- 2 medium green bell peppers
- 1 egg, lightly beaten
- 1 cup meatless spaghetti sauce, divided
- 1/4 cup uncooked instant rice
- 1 tablespoon finely chopped onion
- 1/4 teaspoon salt
- 1/2 teaspoon Worcestershire sauce
- Dash pepper
- 1/2 pound uncooked lean ground beef
- Mozzarella cheese
- Cut tops off peppers and discard; remove seeds. In a large saucepan, cook peppers in boiling water for 5 minutes. Drain and rinse in cold water.

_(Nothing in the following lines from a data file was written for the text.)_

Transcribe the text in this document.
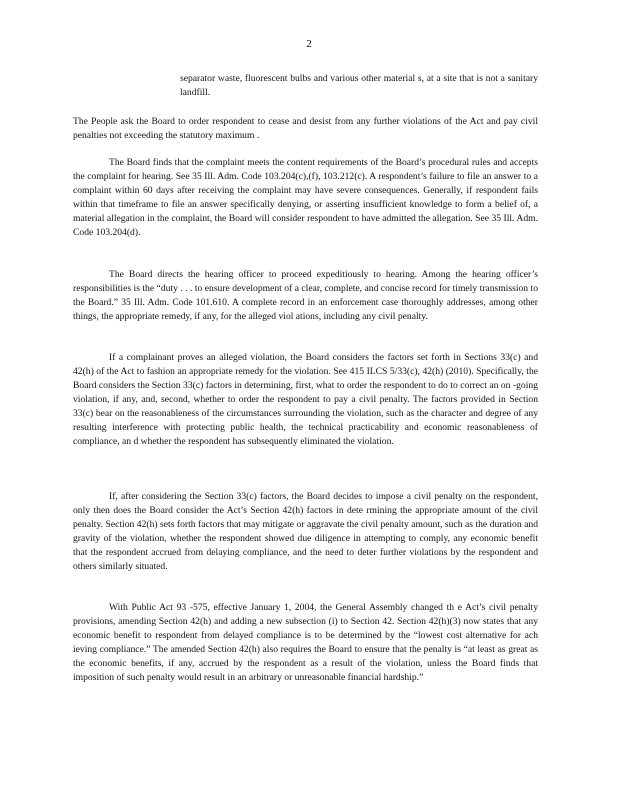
2
separator waste, fluorescent bulbs and various other material s, at a site that is not a sanitary landfill.

The People ask the Board to order respondent to cease and desist from any further violations of the Act and pay civil penalties not exceeding the statutory maximum .

The Board finds that the complaint meets the content requirements of the Board’s procedural rules and accepts the complaint for hearing. See 35 Ill. Adm. Code 103.204(c),(f), 103.212(c). A respondent’s failure to file an answer to a complaint within 60 days after receiving the complaint may have severe consequences. Generally, if respondent fails within that timeframe to file an answer specifically denying, or asserting insufficient knowledge to form a belief of, a material allegation in the complaint, the Board will consider respondent to have admitted the allegation. See 35 Ill. Adm. Code 103.204(d).

The Board directs the hearing officer to proceed expeditiously to hearing. Among the hearing officer’s responsibilities is the “duty . . . to ensure development of a clear, complete, and concise record for timely transmission to the Board.” 35 Ill. Adm. Code 101.610. A complete record in an enforcement case thoroughly addresses, among other things, the appropriate remedy, if any, for the alleged viol ations, including any civil penalty.

If a complainant proves an alleged violation, the Board considers the factors set forth in Sections 33(c) and 42(h) of the Act to fashion an appropriate remedy for the violation. See 415 ILCS 5/33(c), 42(h) (2010). Specifically, the Board considers the Section 33(c) factors in determining, first, what to order the respondent to do to correct an on -going violation, if any, and, second, whether to order the respondent to pay a civil penalty. The factors provided in Section 33(c) bear on the reasonableness of the circumstances surrounding the violation, such as the character and degree of any resulting interference with protecting public health, the technical practicability and economic reasonableness of compliance, an d whether the respondent has subsequently eliminated the violation.

If, after considering the Section 33(c) factors, the Board decides to impose a civil penalty on the respondent, only then does the Board consider the Act’s Section 42(h) factors in dete rmining the appropriate amount of the civil penalty. Section 42(h) sets forth factors that may mitigate or aggravate the civil penalty amount, such as the duration and gravity of the violation, whether the respondent showed due diligence in attempting to comply, any economic benefit that the respondent accrued from delaying compliance, and the need to deter further violations by the respondent and others similarly situated.

With Public Act 93 -575, effective January 1, 2004, the General Assembly changed th e Act’s civil penalty provisions, amending Section 42(h) and adding a new subsection (i) to Section 42. Section 42(h)(3) now states that any economic benefit to respondent from delayed compliance is to be determined by the “lowest cost alternative for ach ieving compliance.” The amended Section 42(h) also requires the Board to ensure that the penalty is “at least as great as the economic benefits, if any, accrued by the respondent as a result of the violation, unless the Board finds that imposition of such penalty would result in an arbitrary or unreasonable financial hardship.”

- In a bowl, combine the egg, 1/4 cup of the spaghetti sauce, rice, onion, salt, Worcestershire sauce and pepper. Crumble beef over the mixture and mix well. Stuff into peppers. Place in an ungreased 1-1/2-qt. baking dish. Pour the remaining sauce over peppers. Cover and bake at 350 degrees F for 50-55 minutes or until a meat thermometer reads 160 degrees F.
- Optional: Sprinkle cheese on top of peppers about 5 minutes before you are going to take them out.
- Serve these tasty bastards over angel hair pasta and include a nice piece of Texas toast. A dinner for kings and a middle finger to the man.